Not without reason, of course. Cancer patients back in the 70s went to hospitals to die. "Yes, the results were very poor back then," says Advani, adding: "I have seen in my lifetime a revolution in the treatment. Over three decades ago, there were less than a dozen drugs available to treat cancer. Now we have thousands. Drug discovery used to happen once in 10 years back then; now thousands of drugs and new types of treatments are available thanks to technology and research."
Many cancers are curable and people who suffer from several types of cancer can almost lead a normal life, he says. Stem-cell research has helped a lot in improving oncology, he argues. "Today we are talking about the levels where genetic-level diseases become difficult to treat. We have to just target the gene."
Trends, Worries
As regards expensive preventive surgeries that people opt for — like in the case of Hollywood actor Angelina Jolie who underwent double mastectomy (removal of breasts) because of cancer fears — Advani says: "Some people advocate an extreme step. These are, of course, people who had seen their family members go through a very tough time." He adds that such diseases are eminently curable once detected at an early stage.
Advani is anxious that, despite campaigns, tobacco products are freely available. "Data say 40% of cancers in India are related to tobacco. Tobacco should go out of business," he says. "The worst part is that even if you change the habits today, effects of smoking could show 20 years later."
He is equally worried about the rise in cancer caused by toxic lifestyles. "Eating habits play a vital role in preventing several forms of cancer. Eat more plants," suggests Advani. Good with lectures, he gives talks across the world on various forms of cancer, especially the India-specific ones such as cancer of the tongue, caused by chewing of tobacco.
Destiny's Child
Advani was born on August 1, 1947, in Karachi. His family — parents, three brothers and three sisters — had to flee to India on August 15 due to Partition. They came first to Deolali, Nashik, and then to Mumbai a few years later thanks to his father's electrical business. Advani, who used to walk until the mid-1950s, says he follows a strict diet and does breathing exercises to stay fit. "I have to be very careful about what I eat because of restriction in my movement."
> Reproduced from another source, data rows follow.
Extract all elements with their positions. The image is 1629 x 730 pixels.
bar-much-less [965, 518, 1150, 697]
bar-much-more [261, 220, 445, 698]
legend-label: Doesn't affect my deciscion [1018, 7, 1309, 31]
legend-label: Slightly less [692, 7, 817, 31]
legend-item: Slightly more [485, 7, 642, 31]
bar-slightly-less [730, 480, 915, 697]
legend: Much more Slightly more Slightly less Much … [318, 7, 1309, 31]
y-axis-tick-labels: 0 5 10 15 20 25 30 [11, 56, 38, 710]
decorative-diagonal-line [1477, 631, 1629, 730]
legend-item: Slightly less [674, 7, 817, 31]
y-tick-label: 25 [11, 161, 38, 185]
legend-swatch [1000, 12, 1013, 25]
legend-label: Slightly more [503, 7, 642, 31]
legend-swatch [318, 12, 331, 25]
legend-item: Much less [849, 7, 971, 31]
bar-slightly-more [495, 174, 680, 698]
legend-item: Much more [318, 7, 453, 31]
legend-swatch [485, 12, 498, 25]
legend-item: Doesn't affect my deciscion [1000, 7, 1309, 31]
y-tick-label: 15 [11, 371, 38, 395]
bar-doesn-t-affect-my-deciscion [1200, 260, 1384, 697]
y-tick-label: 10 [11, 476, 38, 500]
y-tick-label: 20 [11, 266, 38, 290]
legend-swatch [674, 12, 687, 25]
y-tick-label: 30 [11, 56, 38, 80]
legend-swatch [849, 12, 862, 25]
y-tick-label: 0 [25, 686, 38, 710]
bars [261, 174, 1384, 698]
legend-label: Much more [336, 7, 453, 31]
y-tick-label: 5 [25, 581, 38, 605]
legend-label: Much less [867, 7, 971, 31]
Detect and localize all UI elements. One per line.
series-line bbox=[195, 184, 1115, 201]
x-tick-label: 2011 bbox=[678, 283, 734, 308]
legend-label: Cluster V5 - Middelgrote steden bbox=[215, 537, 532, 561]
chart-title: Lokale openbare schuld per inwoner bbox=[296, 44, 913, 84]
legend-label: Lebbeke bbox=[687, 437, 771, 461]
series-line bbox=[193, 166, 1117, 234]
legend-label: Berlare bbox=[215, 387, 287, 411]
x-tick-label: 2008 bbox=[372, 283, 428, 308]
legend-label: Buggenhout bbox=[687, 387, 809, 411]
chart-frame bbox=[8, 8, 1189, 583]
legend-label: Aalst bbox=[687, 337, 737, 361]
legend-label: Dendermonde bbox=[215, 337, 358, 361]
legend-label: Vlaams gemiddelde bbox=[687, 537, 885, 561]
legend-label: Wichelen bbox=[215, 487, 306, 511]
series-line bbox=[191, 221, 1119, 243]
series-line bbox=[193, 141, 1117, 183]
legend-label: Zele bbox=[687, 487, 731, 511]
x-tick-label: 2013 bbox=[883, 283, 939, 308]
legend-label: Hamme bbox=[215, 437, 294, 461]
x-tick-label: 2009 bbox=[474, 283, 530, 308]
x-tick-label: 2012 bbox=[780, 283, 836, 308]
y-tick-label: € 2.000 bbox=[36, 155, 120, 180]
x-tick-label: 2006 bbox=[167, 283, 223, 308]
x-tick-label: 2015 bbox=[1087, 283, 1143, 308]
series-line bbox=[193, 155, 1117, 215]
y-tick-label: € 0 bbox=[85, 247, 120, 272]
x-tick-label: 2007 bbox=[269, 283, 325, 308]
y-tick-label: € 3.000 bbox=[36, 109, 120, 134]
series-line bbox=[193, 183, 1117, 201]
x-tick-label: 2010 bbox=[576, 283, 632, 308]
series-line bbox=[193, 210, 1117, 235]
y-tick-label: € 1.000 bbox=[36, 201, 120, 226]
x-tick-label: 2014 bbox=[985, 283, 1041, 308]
Despite odds, he moved on in life pretty fast, says Sainani. For someone who had to flee his home when he was merely 15 days old, Advani rose to become the chief of medical oncology at the Tata Memorial Hospital and he also set up the oncology department at Jaslok Hospital, Mumbai — and he is currently the chief medical and paediatric oncologist and heamato-oncologist at Jaslok Hospital. This role model has wings on his feet.